[<prev] [next>] [<thread-prev] [thread-next>] [day] [month] [year] [list]
Message-ID: <20220718163024.143ec05a.alex.williamson@redhat.com>
Date: Mon, 18 Jul 2022 16:30:24 -0600
From: Alex Williamson <alex.williamson@...hat.com>
To: Yishai Hadas <yishaih@...dia.com>
Cc: <jgg@...dia.com>, <saeedm@...dia.com>, <kvm@...r.kernel.org>,
<netdev@...r.kernel.org>, <kuba@...nel.org>,
<kevin.tian@...el.com>, <joao.m.martins@...cle.com>,
<leonro@...dia.com>, <maorg@...dia.com>, <cohuck@...hat.com>
Subject: Re: [PATCH V2 vfio 06/11] vfio: Introduce the DMA logging feature
support
On Thu, 14 Jul 2022 11:12:46 +0300
Yishai Hadas <yishaih@...dia.com> wrote:
> Introduce the DMA logging feature support in the vfio core layer.
>
> It includes the processing of the device start/stop/report DMA logging
> UAPIs and calling the relevant driver 'op' to do the work.
>
> Specifically,
> Upon start, the core translates the given input ranges into an interval
> tree, checks for unexpected overlapping, non aligned ranges and then
> pass the translated input to the driver for start tracking the given
> ranges.
>
> Upon report, the core translates the given input user space bitmap and
> page size into an IOVA kernel bitmap iterator.
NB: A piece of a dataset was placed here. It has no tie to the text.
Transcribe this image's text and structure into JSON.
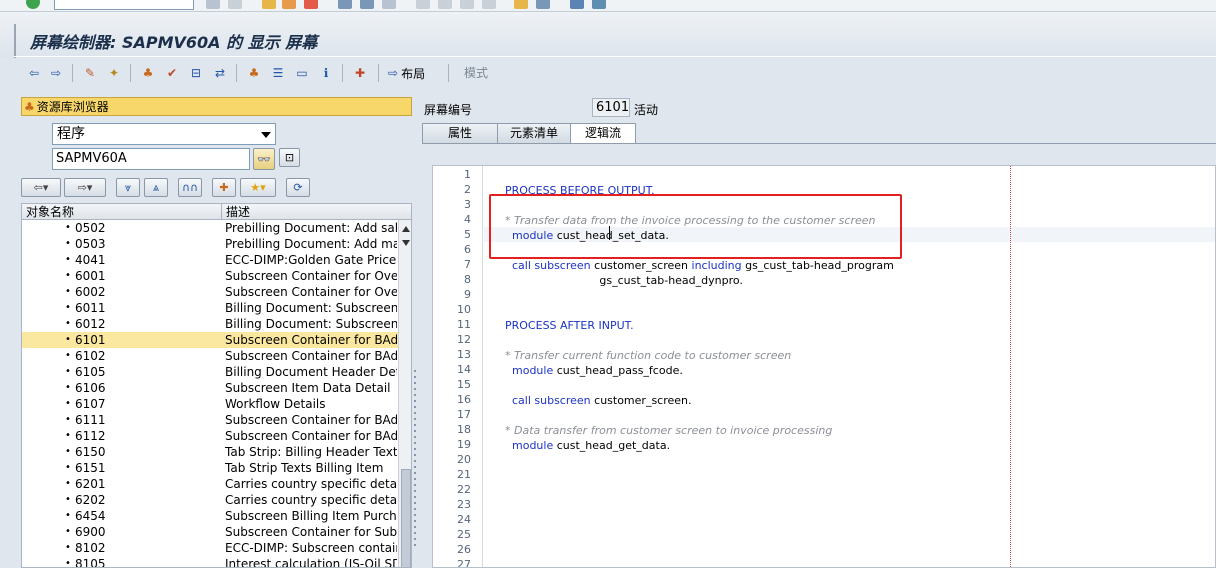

Then it iterates it and
> call the driver to set the corresponding bits for the dirtied pages in a
> specific IOVA range.
>
> Upon stop, the driver is called to stop the previous started tracking.
>
> The next patches from the series will introduce the mlx5 driver
> implementation for the logging ops.
>
> Signed-off-by: Yishai Hadas <yishaih@...dia.com>
> ---
> drivers/vfio/Kconfig | 1 +
> drivers/vfio/pci/vfio_pci_core.c | 5 +
> drivers/vfio/vfio_main.c | 161 +++++++++++++++++++++++++++++++
> include/linux/vfio.h | 21 +++-
> 4 files changed, 186 insertions(+), 2 deletions(-)
>
> diff --git a/drivers/vfio/Kconfig b/drivers/vfio/Kconfig
> index 6130d00252ed..86c381ceb9a1 100644
> --- a/drivers/vfio/Kconfig
> +++ b/drivers/vfio/Kconfig
> @@ -3,6 +3,7 @@ menuconfig VFIO
> tristate "VFIO Non-Privileged userspace driver framework"
> select IOMMU_API
> select VFIO_IOMMU_TYPE1 if MMU && (X86 || S390 || ARM || ARM64)
> + select INTERVAL_TREE
> help
> VFIO provides a framework for secure userspace device drivers.
> See Documentation/driver-api/vfio.rst for more details.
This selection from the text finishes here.